Can Image Segmentation Models overfit?

I am working on medical imaging segmentation models. One question that I need to ask is that does image segmentation models overfit? Since it is going from image to image translation rather than like in classification models, I feel like it will not overfit

Thank you

I have never trained an Image Segmentation Model other than taking DLS Course 4, which includes one assignment about U-Net for Image Segmentation. Image Segmentation is a form of classification: it just happens at the pixel level. So there still is a notion of prediction accuracy, which is what overfitting is based on. The definition of overfitting is that the model has noticably higher accuracy on the training set than it does on the test or cross validation set. Just on general principles (but without actual experience as I mentioned above), I would expect this is still possible with Image Segmentation.

1 Like

@malitha96 personally I think there is the risk of falling into an ‘illusionary trap’ with regards to thinking about segmentation models as they were presented in the course-- In our case, even in the training data, in contrast to say YOLO models (where we think more in terms of areas or bounding boxes) every single area is fully accounted for, so one might be first be tempted to think, as long as the output on my test cases is also filling the entire area, how, in a sense, can we then be ‘overfitting’ ?

One has to recall though the real meaning of this term is that our model does not generalize well to new cases-- It very well may still be mapping the entire area on test cases, but perhaps what it is mapping where on these novel cases is not at all what we are looking for.

So yes, overfitting still a major potential concern. Maybe it got ‘the sky’-- maybe it got ‘the road’-- But maybe it also mixed the two labels up.


@paulinpaloalto @Nevermnd Thanks for your responses. Let’s consider a scenario where we are performing medical image segmentation.

In the context of image classification, it’s common practice to split the dataset into training and validation sets based on the patient level to ensure that images from the same patient don’t appear in both sets, thus preventing data leakage and overfitting.

However, I’m unsure whether the same principle applies to image segmentation tasks. Should we also split the dataset into training and validation sets based on the patient level for medical image segmentation?

Mmm, at least to start with can you clarify what you mean by ‘patient level’ ? Are we talking the severity of the condition ? The type of condition ? The angle/axis the image is taken from, or, what, exactly ?

1 Like

When I refer to “patient level,” I am focusing on ensuring that all data (images or scans) from a single patient are either in the training set or the validation set, but not split between the two.
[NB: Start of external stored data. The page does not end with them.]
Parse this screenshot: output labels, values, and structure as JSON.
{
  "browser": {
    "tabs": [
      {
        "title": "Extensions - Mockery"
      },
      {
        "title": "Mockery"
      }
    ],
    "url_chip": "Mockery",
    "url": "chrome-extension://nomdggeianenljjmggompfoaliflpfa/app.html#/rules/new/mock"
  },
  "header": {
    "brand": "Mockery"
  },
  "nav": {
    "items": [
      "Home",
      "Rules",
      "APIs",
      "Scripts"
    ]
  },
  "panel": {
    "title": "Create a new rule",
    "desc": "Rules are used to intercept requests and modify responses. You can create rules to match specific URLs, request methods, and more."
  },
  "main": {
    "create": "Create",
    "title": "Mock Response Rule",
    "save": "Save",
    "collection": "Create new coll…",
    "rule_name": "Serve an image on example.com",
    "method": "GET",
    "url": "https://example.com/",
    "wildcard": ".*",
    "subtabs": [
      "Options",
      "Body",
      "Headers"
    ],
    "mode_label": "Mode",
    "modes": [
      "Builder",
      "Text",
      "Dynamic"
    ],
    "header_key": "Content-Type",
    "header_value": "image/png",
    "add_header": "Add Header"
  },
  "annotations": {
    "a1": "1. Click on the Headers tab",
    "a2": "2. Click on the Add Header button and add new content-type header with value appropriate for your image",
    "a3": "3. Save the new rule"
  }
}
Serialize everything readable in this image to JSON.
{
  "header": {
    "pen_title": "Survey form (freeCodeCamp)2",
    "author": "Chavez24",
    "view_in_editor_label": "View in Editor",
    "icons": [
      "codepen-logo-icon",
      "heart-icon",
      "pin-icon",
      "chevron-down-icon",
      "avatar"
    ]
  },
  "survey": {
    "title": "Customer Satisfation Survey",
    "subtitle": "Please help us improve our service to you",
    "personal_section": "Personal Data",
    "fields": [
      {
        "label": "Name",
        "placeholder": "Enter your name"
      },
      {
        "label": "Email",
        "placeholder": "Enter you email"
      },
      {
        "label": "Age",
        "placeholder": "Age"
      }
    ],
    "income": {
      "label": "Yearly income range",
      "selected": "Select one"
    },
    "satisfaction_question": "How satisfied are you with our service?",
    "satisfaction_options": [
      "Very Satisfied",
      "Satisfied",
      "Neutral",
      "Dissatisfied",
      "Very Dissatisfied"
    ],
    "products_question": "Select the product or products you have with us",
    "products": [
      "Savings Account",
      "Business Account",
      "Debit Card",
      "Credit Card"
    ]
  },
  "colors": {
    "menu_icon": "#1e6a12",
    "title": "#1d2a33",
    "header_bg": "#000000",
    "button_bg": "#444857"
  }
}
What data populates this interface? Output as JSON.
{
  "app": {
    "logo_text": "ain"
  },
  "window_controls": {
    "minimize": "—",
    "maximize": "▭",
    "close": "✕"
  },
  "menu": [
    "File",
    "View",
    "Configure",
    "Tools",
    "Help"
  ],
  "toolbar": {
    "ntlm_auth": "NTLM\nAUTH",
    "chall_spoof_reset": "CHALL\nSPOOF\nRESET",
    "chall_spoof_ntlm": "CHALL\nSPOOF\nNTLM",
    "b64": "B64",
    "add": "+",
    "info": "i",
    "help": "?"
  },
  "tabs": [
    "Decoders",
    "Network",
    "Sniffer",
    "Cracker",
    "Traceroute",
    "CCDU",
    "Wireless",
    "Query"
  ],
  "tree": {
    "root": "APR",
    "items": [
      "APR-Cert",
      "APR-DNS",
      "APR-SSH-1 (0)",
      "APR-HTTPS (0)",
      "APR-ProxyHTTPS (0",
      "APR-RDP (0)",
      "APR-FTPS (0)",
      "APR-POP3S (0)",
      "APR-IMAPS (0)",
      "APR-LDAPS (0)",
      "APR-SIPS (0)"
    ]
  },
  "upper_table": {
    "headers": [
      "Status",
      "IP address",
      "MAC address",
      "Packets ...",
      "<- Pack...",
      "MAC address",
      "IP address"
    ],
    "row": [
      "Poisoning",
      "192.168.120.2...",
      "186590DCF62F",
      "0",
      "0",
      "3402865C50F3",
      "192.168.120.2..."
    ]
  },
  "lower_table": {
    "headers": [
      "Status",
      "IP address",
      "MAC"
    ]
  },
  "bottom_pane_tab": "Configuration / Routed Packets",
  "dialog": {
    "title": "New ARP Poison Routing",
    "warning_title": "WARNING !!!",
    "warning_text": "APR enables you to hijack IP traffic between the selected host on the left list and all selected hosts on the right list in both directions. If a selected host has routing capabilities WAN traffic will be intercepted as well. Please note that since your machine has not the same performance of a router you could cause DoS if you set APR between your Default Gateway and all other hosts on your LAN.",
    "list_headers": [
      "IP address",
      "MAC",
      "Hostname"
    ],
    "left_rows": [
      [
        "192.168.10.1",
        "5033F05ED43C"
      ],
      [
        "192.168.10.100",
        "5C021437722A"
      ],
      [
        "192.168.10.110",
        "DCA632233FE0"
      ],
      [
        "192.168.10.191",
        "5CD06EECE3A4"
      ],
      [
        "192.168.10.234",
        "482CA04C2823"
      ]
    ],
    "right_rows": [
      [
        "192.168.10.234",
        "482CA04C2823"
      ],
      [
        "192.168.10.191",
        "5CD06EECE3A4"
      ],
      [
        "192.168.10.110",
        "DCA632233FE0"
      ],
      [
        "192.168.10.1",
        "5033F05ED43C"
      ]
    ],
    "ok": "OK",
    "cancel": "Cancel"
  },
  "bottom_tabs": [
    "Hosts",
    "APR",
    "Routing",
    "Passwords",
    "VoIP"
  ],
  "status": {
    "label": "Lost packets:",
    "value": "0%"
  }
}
This prevents the model from seeing data from the same patient during both training and validation, which could lead to overfitting and an unrealistic estimation of the model’s performance.


You have a dataset of MRI scans for 100 patients, and each patient has multiple MRI scans of their heart.

Without Patient Level Splitting:

  • Training Set: Contains 70% of the total scans, with images from all 100 patients.
  • Validation Set: Contains 30% of the total scans, also with images from all 100 patients.

In this setup, the model might see scans from the same patient in both the training and validation sets. This can lead to overfitting in classification as the model might learn specific characteristics of individual patients rather than generalizable features.

With Patient Level Splitting:

  • Training Set: Contains MRI scans from 70 patients (e.g., patients 1 to 70).
  • Validation Set: Contains MRI scans from the remaining 30 patients (e.g., patients 71 to 100).

Here, the model trains on scans from one set of patients and is validated on a completely separate set of patients. This ensures that the model’s performance on the validation set reflects its ability to generalize to new patients, providing a more accurate measure of its true performance.

We do it usually in classification and detection. Not sure whether we should do it in segementation because its an image to image translation task

Honestly I have to defer here to @paulinpaloalto a bit here in case he knows more than me (though you seem to have an unusually very descriptive definition in mind…).

I’m not sure-- It may be a ‘Ferrari’ in the train set, and a ‘Ferrari’ in the validation set-- but is it my Ferrari ?

I think thus far we haven’t climbed quite up to that level (except in facial recognition tasks, which are presented separate from classification).

I mean I am tempted to think I would not include the exact same images in my test and validation set, or say the dorsal view of patient 1’s malignancy in both sets, but the dorsal in the train, and then a ventral view in the validation ?

Obviously it sounds like we are not searching for a specific patient’s cancer, but I’m not sure.

Have to ask though because I imagine even variations in the angle can be significant in a tiny training set.

But I made the point earlier that Image Segmentation is a classification task. It’s just that the classification is happening at the individual pixel level. So why is it that you think we should treat Image Segmentation differently w.r.t. the partitioning of the datasets?

Or to phrase it differently: what would be the harm if we used the same “patient level awareness” in splitting the data between training and validation? Why would it be worse to do things the same way we normally would for a classification task?